After the Teacher from Galilee resurrected his beloved friend Lazarus — says the gospel according to John — Israel’s religious authorities got so alarmed they plotted to take Jesus’ life.
“It is better for you that one man die for the people than that the whole nation perish,” the high priest Caiaphas told his confreres as he strove to allay their fears of armed intervention by Caesar should the people rally around the Christ and revolt against the Roman Empire.
As we observe with Christians around the world the holiest of weeks on the liturgical calendar, we bemoan the continual cheapening of human life across our country.
The discourse of Cebu’s community leaders in the wake of the bloodbath in the metropolis does not go far in upholding the right to life upon which is hinged every other human rights.
Last Friday’s shootings in uptown Cebu City that killed security guard Wilson Bucag and injured his colleagues as well as Wellington Lim and two Germans who were caught in the crossfire.
Subsequently, a chorus of voices called on police to stop the violence for the sake of business, tourism, and the country’s reputation.
Our community leaders can do better than speak as if the killings were just domestic dirt to be swept under the carpet or a senile relative to lock up in a soundproof room for us to keep up appearances with our guests and spare ourselves from shame.
The continual killings are alarming — and we disagree with the police’s insistence on the lack of a pattern in them since they at the very least share the commonality of being perpetrated using guns, as we already noted in this space — not because they would turn off tourists and investors or make Cebu a spectacular embarrassment.
They are a cause of alarm because they rob persons of a divine gift that no creature has the authority to take; outrageous because they violate our common human will to survive and to flourish; reprehensible because they steal someone’s loved one and fear-inducing because no one knows who would fall next. The next victim could be any one of us.
When a man thinks only out of self-interest, no matter how enlightened to save his neighbor, he is only marginally different from the man, the member of the cheering squad to the bloody campaign against drugs, who supports out of self-interest the elimination of his neighbor.
Both men treat their fellow human beings as means to an end. Both men objectify and use people.
By all means, hasten the investigation of the killings and the arrest and prosecution of the perpetrators. By all means, reconvene without putting on recess the peace and order councils. But do so with a deep rather than a utilitarian motivation.

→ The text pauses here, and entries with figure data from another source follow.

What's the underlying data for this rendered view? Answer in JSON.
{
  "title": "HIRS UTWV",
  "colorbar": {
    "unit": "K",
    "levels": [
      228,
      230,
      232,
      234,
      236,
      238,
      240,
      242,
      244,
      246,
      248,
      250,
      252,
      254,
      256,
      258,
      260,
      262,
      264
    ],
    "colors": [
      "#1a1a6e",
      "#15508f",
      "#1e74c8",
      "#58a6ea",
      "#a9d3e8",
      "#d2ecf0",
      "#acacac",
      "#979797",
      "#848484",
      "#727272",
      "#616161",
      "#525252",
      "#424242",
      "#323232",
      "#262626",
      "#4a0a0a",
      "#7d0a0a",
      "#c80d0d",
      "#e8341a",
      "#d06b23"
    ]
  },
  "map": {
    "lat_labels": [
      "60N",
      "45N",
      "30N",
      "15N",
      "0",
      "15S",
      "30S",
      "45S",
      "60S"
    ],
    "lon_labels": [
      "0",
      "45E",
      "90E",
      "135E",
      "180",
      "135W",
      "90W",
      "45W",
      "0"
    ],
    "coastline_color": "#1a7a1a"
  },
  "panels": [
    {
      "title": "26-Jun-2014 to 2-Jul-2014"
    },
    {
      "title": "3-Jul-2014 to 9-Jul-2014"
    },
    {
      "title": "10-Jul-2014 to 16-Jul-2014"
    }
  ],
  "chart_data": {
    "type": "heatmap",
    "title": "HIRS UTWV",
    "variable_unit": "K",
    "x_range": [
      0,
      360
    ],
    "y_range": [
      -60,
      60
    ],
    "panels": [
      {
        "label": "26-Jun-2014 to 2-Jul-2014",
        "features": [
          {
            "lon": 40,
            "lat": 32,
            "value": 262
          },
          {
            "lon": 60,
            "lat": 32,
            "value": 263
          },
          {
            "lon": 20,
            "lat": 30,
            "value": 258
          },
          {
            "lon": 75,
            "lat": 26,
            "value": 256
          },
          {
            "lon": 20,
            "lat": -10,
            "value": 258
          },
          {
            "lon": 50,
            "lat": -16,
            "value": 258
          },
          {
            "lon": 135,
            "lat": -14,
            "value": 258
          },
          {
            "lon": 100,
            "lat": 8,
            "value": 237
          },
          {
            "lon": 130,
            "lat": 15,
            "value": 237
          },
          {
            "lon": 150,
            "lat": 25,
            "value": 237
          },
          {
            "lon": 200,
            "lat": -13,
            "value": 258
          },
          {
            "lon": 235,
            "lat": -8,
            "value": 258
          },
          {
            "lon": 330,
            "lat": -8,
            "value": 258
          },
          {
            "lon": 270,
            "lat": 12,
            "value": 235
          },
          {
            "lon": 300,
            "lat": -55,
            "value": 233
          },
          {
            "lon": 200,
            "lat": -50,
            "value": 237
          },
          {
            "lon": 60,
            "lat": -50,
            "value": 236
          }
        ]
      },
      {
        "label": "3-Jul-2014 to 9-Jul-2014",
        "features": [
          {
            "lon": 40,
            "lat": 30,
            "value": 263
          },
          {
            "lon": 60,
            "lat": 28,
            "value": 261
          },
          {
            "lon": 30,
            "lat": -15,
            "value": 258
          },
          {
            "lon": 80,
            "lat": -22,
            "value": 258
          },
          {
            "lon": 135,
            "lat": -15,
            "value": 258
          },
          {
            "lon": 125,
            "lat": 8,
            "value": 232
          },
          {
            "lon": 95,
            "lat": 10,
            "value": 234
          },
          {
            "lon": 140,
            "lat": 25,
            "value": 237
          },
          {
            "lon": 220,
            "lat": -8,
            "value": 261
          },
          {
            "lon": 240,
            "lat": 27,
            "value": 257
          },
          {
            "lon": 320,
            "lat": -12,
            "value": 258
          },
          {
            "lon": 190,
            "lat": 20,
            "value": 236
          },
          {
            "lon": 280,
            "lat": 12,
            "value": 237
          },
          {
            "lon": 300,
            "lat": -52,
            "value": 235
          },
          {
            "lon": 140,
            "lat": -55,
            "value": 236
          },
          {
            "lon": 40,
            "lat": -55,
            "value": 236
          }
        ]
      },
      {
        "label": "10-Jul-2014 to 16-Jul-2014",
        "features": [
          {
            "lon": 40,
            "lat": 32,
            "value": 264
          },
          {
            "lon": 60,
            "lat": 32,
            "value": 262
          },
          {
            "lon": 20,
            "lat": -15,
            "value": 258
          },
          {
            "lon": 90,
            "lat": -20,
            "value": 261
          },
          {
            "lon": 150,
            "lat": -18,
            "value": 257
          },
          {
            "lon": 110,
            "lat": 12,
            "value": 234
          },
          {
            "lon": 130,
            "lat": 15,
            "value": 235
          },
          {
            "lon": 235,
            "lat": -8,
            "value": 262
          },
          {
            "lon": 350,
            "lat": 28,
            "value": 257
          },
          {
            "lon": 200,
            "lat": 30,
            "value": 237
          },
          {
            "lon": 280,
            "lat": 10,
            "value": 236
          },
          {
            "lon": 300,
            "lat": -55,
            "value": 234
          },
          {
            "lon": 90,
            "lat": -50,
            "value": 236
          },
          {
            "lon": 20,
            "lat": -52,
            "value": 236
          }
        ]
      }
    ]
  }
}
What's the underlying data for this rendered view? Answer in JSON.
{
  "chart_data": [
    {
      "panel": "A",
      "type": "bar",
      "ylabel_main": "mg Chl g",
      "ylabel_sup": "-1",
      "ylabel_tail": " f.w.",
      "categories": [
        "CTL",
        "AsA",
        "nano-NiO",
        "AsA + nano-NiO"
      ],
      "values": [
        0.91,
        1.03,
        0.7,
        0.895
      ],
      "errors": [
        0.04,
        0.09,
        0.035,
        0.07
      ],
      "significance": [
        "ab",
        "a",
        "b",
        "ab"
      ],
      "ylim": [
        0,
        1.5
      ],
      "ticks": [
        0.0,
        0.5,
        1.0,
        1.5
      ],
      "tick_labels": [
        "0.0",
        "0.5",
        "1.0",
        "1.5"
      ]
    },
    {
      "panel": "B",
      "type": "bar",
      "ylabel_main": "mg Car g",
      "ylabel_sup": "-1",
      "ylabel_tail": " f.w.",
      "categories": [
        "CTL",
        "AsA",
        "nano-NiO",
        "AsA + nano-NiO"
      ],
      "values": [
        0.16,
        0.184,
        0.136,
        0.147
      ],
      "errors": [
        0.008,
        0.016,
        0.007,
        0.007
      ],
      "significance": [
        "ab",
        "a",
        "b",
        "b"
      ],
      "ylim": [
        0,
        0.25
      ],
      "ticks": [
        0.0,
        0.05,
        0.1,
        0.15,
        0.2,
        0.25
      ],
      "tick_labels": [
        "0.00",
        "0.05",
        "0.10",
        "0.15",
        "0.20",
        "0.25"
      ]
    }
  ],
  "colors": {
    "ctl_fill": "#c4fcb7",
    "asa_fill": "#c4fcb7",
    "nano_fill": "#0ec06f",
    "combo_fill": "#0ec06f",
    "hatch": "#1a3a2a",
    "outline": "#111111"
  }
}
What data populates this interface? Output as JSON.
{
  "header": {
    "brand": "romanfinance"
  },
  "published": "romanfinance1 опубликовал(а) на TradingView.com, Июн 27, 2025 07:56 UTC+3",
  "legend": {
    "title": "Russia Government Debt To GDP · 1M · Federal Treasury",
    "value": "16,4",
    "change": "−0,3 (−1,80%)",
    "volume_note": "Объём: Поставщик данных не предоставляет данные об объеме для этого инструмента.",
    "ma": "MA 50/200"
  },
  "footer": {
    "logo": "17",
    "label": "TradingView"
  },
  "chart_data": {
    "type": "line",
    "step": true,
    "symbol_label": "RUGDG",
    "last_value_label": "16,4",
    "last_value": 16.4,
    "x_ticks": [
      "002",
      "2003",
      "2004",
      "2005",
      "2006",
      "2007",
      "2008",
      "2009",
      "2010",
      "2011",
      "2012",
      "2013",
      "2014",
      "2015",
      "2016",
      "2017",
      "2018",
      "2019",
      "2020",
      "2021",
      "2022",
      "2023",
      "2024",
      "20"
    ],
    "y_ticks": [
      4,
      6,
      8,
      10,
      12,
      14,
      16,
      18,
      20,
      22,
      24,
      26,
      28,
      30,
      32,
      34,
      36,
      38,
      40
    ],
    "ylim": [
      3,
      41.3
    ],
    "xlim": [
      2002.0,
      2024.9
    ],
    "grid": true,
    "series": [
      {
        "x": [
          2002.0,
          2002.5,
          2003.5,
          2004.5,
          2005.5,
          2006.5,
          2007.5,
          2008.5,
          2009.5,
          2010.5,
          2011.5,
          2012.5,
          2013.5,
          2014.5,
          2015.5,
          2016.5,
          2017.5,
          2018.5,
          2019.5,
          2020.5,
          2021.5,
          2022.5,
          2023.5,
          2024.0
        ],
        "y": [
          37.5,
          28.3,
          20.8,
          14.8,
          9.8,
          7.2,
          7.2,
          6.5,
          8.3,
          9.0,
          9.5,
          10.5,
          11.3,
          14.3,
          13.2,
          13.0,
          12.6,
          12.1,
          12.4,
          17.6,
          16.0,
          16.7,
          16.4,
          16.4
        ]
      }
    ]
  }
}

Start with gestures that convey the community’s grief because someone died, the community’s intolerance for violence. One such sign would be a visit to the wake of a victim like Wilson Bucag. For survivors like Pauline Basbach and Manuel Georrings, start with signs of regret and human solidarity.
Long ago, rather than rejoice over Lazarus’ restoration to life, Caiaphas abetted the murder of the man Christians recognize as the Son of God because of his obsession with public order and the stability of the elite.
Let us not act like Caiaphases of the 21st century.